Fig. 3.

Growth and mutant appearance frequencies on solid agar plates (a), in liquid medium (b) and in soft (0.3 %) agar (c). (a) CAT (orange rhombuses), CAT_IS1 (blue squares),and CAT_IS5 (green triangles) were inoculated separately on solid agar plates (0.5 % tryptone, 0.5 % NaCl and 1.5 % agar) and incubated at 30 °C for 25 h. Cells were washed off the plates, diluted, plated and grown for colony counting. The growth curves were plotted for each strain as a function of time. These three curves use the left y-axis. Insertion mutant populations were determined by plating onto LB+Cm plates.
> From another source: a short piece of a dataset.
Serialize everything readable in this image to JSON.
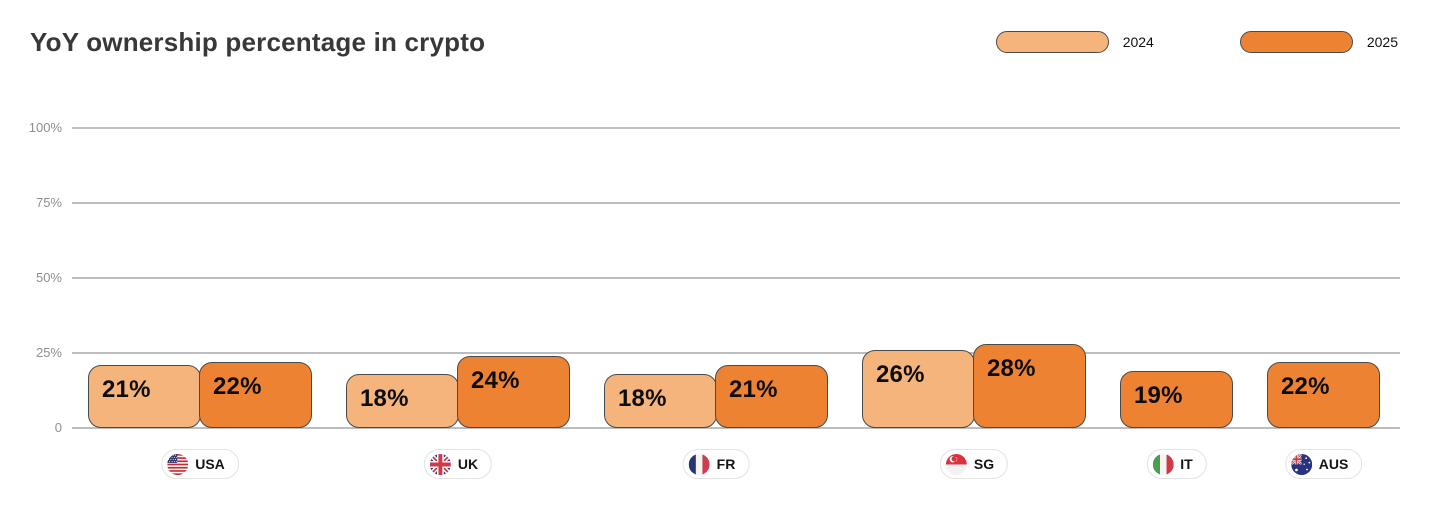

The insertion mutant ratios were determined at four time points throughout the 25 h period. The ratio is recorded on the right y-axis. Error, expressed in sd values, was less than 5 % of the measured values in (a), (b) and (c). (b) CAT, CAT_IS1 and CAT_IS5 strains were inoculated separately into liquid media (0.5 % tryptone, 0.5 % NaCl and 0 % agar) at 30 °C for 24 h, and cultures were rotated at 250 r.p.m. The growth curves were plotted for each strain. Insertion frequencies in liquid media from the CAT strain were measured, and the insertion mutant ratios were measured at four time points through the 25 h period. Format of presentation is as for (a). (c) CAT, CAT_IS1 and CAT_IS5 strains were inoculated into soft agar plates (0.5 % tryptone, 0.5 % NaCl and 0.3 % agar) separately and incubated at 30 °C for 24 h. The populations were measured every 3 h. Format of presentation is as for (a). Insertion frequencies are presented in Fig. 4.